FirstHedge 明日の投資情報

投資を搦め手で分析します。

日本の自動車の命運はいかに。

 そもそもガソリン・ディーゼル車はなくなるのでしょうか。燃料補給すれば600km程度走行可能というのはなかなか捨てがたい条件でしょう。

 電気自動車の場合、その電池自体の重量の問題もありますが、やはり充電にかかる時間が最大のネックになります。400km程度走って、数時間充電しなければならないとすれば、遠くにドライブはほぼ不可能になります。

 リチウムイオン電池の劣化は今の技術では避けられないのです。リチウムイオン電池を劣化させる最大の原因は熱で、高温状態に晒された場合、たとえば、携帯電話やノートパソコンを満充電に近い状態で夏場の車の車内に放置していれば、電極の炭素の中に閉じ込められているリチウムイオンが溶出してあっという間に劣化するのです。
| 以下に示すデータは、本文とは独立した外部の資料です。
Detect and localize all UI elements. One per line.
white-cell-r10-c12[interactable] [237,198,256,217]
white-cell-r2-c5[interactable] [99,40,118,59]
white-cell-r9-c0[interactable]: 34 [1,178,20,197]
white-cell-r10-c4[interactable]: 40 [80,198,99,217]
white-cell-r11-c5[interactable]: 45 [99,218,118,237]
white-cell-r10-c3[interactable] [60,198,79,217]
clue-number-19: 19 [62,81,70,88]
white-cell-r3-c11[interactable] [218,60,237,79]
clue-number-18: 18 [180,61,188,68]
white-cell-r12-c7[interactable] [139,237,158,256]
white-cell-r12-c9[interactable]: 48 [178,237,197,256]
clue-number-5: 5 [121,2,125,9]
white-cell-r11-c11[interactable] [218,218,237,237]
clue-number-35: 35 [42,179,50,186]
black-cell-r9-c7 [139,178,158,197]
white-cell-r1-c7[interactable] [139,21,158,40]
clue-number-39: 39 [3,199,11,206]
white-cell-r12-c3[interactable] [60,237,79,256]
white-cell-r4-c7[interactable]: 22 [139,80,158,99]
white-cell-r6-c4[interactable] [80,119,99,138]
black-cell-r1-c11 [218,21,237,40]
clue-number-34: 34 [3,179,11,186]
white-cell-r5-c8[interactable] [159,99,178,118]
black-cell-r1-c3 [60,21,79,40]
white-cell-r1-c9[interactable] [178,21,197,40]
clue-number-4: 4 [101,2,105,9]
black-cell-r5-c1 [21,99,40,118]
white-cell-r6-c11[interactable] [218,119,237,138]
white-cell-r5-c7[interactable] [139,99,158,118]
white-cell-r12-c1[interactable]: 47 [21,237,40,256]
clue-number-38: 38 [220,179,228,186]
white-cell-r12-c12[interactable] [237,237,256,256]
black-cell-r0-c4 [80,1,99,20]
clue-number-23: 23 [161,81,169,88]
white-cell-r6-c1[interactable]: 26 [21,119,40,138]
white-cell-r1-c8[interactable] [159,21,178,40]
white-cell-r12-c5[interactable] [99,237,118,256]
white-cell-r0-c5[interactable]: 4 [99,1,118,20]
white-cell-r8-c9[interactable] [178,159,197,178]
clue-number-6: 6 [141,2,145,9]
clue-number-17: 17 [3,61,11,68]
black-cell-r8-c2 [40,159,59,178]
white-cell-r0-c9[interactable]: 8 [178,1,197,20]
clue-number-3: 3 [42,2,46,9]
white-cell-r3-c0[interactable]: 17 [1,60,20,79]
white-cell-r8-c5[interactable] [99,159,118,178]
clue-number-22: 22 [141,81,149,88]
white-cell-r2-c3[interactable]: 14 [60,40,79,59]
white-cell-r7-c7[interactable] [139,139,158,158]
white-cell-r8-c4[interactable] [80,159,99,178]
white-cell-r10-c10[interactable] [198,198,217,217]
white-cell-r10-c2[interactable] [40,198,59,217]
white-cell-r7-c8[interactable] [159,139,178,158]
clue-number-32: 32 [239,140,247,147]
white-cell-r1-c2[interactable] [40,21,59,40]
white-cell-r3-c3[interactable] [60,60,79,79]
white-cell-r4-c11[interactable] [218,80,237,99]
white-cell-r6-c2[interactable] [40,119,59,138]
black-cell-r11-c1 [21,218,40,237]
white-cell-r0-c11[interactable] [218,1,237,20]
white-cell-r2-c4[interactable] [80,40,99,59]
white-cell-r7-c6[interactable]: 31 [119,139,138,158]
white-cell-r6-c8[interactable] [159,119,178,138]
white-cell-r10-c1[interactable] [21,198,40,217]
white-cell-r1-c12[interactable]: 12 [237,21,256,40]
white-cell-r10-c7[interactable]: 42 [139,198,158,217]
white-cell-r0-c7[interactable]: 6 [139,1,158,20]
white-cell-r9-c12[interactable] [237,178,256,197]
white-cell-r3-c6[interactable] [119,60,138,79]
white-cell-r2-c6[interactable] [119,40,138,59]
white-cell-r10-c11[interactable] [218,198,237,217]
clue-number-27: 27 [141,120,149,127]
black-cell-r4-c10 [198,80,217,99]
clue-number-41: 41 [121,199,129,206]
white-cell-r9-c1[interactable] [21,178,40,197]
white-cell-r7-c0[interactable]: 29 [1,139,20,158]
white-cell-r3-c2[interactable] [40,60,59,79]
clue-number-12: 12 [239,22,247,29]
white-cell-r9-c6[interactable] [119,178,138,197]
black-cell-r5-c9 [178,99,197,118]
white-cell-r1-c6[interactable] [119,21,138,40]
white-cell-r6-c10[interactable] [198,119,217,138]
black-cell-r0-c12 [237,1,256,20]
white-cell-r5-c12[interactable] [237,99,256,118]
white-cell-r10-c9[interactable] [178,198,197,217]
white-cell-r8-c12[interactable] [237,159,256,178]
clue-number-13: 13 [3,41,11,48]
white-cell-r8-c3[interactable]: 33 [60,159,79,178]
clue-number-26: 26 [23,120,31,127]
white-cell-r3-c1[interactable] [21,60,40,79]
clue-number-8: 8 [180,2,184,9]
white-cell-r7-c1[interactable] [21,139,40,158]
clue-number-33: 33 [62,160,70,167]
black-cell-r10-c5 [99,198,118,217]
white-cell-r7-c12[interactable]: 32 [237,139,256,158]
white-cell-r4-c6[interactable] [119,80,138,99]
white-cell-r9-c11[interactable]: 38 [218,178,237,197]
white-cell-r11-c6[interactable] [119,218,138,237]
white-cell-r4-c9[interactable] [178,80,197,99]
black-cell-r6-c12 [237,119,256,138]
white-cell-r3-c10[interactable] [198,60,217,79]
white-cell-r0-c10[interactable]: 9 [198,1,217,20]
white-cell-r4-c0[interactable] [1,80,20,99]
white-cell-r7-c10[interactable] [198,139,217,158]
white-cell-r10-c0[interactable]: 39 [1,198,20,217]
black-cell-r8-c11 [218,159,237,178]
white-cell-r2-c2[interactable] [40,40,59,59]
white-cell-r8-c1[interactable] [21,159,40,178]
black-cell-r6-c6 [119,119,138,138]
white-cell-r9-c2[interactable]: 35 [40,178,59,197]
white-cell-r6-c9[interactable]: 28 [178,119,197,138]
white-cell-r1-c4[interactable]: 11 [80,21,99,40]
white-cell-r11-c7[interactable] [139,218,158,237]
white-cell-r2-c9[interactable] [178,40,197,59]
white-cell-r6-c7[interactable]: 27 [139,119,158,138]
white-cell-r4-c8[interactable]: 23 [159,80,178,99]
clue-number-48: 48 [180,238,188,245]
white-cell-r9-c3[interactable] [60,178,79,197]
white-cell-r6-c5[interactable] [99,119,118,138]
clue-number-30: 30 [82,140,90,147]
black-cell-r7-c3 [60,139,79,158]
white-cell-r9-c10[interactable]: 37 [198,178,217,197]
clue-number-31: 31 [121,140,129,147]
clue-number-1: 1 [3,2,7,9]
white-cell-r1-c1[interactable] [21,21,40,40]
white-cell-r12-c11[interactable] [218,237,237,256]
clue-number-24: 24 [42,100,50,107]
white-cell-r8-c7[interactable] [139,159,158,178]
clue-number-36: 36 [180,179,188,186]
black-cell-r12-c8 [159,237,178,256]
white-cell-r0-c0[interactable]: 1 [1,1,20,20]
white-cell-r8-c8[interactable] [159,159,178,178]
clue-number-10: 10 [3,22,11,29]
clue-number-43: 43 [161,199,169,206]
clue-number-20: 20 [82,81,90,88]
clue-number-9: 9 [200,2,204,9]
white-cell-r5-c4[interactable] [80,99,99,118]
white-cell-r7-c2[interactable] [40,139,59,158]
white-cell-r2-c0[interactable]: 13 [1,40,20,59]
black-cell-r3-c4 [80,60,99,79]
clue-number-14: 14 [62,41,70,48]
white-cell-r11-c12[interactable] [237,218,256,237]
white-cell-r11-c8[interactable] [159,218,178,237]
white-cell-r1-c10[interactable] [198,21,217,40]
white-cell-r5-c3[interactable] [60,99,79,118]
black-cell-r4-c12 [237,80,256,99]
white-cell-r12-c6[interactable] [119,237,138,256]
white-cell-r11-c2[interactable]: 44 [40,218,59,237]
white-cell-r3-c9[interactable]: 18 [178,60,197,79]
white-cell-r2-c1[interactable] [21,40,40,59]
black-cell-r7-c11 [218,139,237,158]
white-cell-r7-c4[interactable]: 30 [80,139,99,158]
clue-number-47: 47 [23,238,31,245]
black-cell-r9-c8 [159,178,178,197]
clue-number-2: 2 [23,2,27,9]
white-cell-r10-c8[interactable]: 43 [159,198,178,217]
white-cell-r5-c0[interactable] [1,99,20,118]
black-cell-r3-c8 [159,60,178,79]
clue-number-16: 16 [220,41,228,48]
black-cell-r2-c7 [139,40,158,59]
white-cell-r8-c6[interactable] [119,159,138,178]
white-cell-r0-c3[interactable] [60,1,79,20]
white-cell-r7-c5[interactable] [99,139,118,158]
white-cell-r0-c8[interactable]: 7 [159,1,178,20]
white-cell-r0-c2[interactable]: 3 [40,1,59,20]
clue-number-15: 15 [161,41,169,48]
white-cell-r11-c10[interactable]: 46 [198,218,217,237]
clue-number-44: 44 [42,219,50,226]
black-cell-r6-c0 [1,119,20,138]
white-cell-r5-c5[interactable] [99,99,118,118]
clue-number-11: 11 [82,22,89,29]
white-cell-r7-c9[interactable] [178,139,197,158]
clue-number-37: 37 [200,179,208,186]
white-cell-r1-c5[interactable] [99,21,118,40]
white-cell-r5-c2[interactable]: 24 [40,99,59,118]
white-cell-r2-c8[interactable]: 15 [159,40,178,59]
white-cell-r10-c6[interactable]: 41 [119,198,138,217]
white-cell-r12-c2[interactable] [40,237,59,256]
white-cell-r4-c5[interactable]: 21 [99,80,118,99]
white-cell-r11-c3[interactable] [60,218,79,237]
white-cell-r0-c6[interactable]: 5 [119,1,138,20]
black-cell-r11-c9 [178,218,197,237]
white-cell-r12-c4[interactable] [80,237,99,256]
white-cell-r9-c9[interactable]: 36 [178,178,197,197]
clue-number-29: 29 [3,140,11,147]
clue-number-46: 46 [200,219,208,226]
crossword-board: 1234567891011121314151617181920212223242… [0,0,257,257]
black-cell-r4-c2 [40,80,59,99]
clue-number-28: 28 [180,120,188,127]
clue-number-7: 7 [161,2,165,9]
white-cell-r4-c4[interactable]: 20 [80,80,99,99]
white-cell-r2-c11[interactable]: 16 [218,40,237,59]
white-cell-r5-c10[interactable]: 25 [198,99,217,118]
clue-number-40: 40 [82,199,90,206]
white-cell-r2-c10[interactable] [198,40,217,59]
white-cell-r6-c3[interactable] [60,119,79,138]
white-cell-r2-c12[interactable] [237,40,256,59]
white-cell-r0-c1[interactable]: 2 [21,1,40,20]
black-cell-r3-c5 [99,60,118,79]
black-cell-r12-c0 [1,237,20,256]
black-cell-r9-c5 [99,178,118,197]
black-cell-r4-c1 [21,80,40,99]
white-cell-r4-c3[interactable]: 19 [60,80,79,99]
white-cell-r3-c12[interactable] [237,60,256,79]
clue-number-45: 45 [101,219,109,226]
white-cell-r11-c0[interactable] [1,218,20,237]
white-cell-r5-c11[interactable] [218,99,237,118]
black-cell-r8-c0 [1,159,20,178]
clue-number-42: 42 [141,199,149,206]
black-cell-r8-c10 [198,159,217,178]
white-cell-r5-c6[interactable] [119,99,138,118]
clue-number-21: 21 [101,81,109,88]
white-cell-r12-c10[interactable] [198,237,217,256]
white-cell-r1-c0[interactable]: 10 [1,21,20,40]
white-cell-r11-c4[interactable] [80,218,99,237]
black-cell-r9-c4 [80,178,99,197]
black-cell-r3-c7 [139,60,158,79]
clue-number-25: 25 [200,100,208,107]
したがって、電池を長持ちさせるには、高温状態を避ける事が最優先になります。
 夏場は車体が高温になることが避けられず、高速道路などの電力を多く消費する環境で電池の発熱が避けられない電気自動車で電池の温度上昇を抑止する方法はありません。クーラーを用いるとしても、それですら電力で稼働するわけですから、移動可能距離は大幅に減少してしまうでしょう。
 したがって、数年後に現れるであろう全固体電池(充電も急速に行える)が実用化されるまでは、電気自動車が、普通の自動車に取って代わることは考えにくいのです。
 にもかかわらず、ヨーロッパだけでなく、中国も、自動車を全てEVにしてしまおうと目論んでいます。ヨーロッパの場合は、ドイツ車のクリーン・ディーゼルがインチキであったために、それに懲りたと考えられますが、中国の場合は、自国こそが今後の自動車生産の中心地になるという野心を抱いているのでしょう。世界を征服するという野望が今回の中国の決定の背後にあるとみられます。

 

中国政府、化石燃料車販売終了の期限設定へ-工業情報省次官
2017年9月10日 11:39 JST
中国政府は、化石燃料車の販売終了時期について期限を設ける方針だ。自動車メーカーに電気自動車(EV)開発の取り組みを加速させるよう促すことが狙い。
  工業情報省の辛国斌次官は9日、天津の自動車フォーラムで、化石燃料車の生産・販売の終了に向けたスケジュールの作成に政府が他の規制当局と取り組んでいることを明らかにした。これが環境や中国自動車産業の成長に大きな影響を与えるとの見方を示した。
  化石燃料車の販売禁止は、中国内外の自動車メーカーにEVへのシフトを促すことになる。エネルギー効率に優れた車・トラックの販売を押し上げることで大気汚染を減らし、石油輸入の削減を目指す中国政府の戦略的目標に沿うものになる。
  ホンダの中国本部長、水野泰秀執行役員は同フォーラムで、同社が中国市場向けのEVを2018年に投入する計画だと述べた。中国の合弁会社である広汽本田汽車と東風本田汽車と開発中であり、両社と共に新ブランドを創設すると説明した。